Originally Posted by babock
You need an MPPT type controller. You have a PWM controller. You wil lnever get 8A since the battery charges at between 13.6 and 14.5V. 7A is about what you will get if you aim your panel. You usually use 14.0V to determine the current. 100/14 = 7.14
Here's some interesting information (for the OP) found on the 'net that explains in more detail:
Q: How efficient is the MPPT solar charge controller over PWM (in percentage)?
A charging lead-acid battery limits the voltage of the charging source. A silicon solar panel produces a fixed current for a given brightness of sun. The mismatch between a fixed voltage and a fixed current is what an MPPT charge controller is designed to address.
Power is voltage times current. The current is constant, fixed by the brightness of the sun shining on the panels, so the maximum power is obtained at the maximum voltage. During the bulk charge a PWM controller simply connects the panels to the batteries. The power is therefore panel current x battery voltage.
However, the panel will still supply that fixed current at a higher voltage. The MPPT controller converts the voltage, giving the battery the voltage it expects while allowing the solar panel to provide current at a higher voltage. The power is the same (assuming the controller is 100% efficient, which it isn’t quite) but, as the battery voltage is lower, the current is higher and the battery charges more quickly.
To calculate the difference, calculate the loss using PWM as opposed to MPPT. This can be done by calculating the difference between peak panel voltage and battery charge voltage as a percentage.
Typical figures might be 18.5v for a “12v” panel, and anywhere between 13.6 and 14.4v for a “12v” lead-acid battery, depending on how full it is. So those figures might give:-
PWM loss, flat battery: 13.6v / 18.5v = 0.735 = 73.5%
PWM loss, mostly charged battery: 14.4v / 18.5v = 0.778 = 77.8%
Remember these are losses, and should be inverted to get gains.
MPPT gain, flat battery: 18.5v / 13.6v = 1.36 = 36%
MPPT gain, mostly charged battery: 18.5v / 14.4v = 1.28 = 28%
Note how the PWM controller becomes even less efficient as the battery reaches full charge.
The only time you will get max current from a PWM controller is as the above states, during the bulk phase when it's connected directly to the battery.
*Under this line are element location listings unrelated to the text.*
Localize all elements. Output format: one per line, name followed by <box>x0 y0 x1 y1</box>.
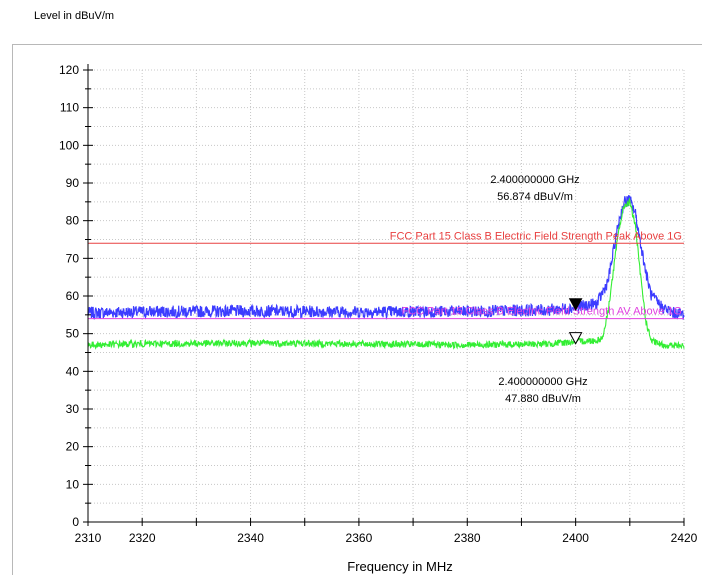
markers: 2.400000000 GHz 56.874 dBuV/m 2.400000000 … <box>490 174 587 405</box>
y-tick-label: 70 <box>66 251 80 265</box>
y-tick-label: 90 <box>66 176 80 190</box>
grid <box>87 69 685 523</box>
axes: 0 10 20 30 40 50 60 70 80 90 100 110 120 2310 2320 2340… <box>59 63 698 545</box>
y-tick-label: 50 <box>66 327 80 341</box>
x-tick-label: 2340 <box>237 531 264 545</box>
marker-freq: 2.400000000 GHz <box>498 376 587 388</box>
limit-label: FCC Part 15 Class B Electric Field Stren… <box>390 230 682 242</box>
x-tick-label: 2320 <box>129 531 156 545</box>
x-tick-label: 2380 <box>454 531 481 545</box>
y-tick-label: 20 <box>66 440 80 454</box>
x-axis-label: Frequency in MHz <box>347 559 452 574</box>
limit-lines: FCC Part 15 Class B Electric Field Stren… <box>88 230 684 320</box>
y-tick-label: 100 <box>59 138 79 152</box>
y-axis-label: Level in dBuV/m <box>34 10 115 22</box>
marker-freq: 2.400000000 GHz <box>490 174 579 186</box>
marker-level: 47.880 dBuV/m <box>505 393 581 405</box>
limit-label: FCC Part 15 Class B Electric Field Stren… <box>402 306 682 318</box>
y-tick-label: 110 <box>60 101 79 115</box>
chart-frame <box>12 44 702 575</box>
marker-triangle <box>568 298 583 311</box>
x-tick-label: 2310 <box>75 531 102 545</box>
y-tick-label: 40 <box>66 364 80 378</box>
x-tick-label: 2400 <box>562 531 589 545</box>
y-tick-label: 10 <box>66 477 80 491</box>
series-trace-2 <box>87 197 685 350</box>
marker-triangle <box>568 332 583 345</box>
series-group <box>87 195 685 350</box>
y-tick-label: 120 <box>59 63 79 77</box>
y-tick-label: 60 <box>66 289 80 303</box>
y-tick-label: 80 <box>66 214 80 228</box>
marker-level: 56.874 dBuV/m <box>497 191 573 203</box>
x-tick-label: 2360 <box>346 531 373 545</box>
x-tick-label: 2420 <box>671 531 698 545</box>
series-trace-1 <box>87 195 685 321</box>
y-tick-label: 30 <box>66 402 80 416</box>
y-tick-label: 0 <box>72 515 79 529</box>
It's also the time the voltage (measured at battery) will be at it's lowest.
Also, if you look at the data tag on the back of your panel there are two voltages and two amperage ratings. One is "Shorted" and the other "Working". To avoid disappointment, use the Working Output numbers.
And as babcock said, you need an MPPT controller. Better yet, add another panel and connect in series, feeding the higher voltage into the MPPT. I have a setup with two panels and you'd be surprised at how much charge current I read even when the sky is overcast. Not a ton but more than you'd expect, especially from a single panel.
When the sun's full I get enough to more than meet my daily "amp hour" needs.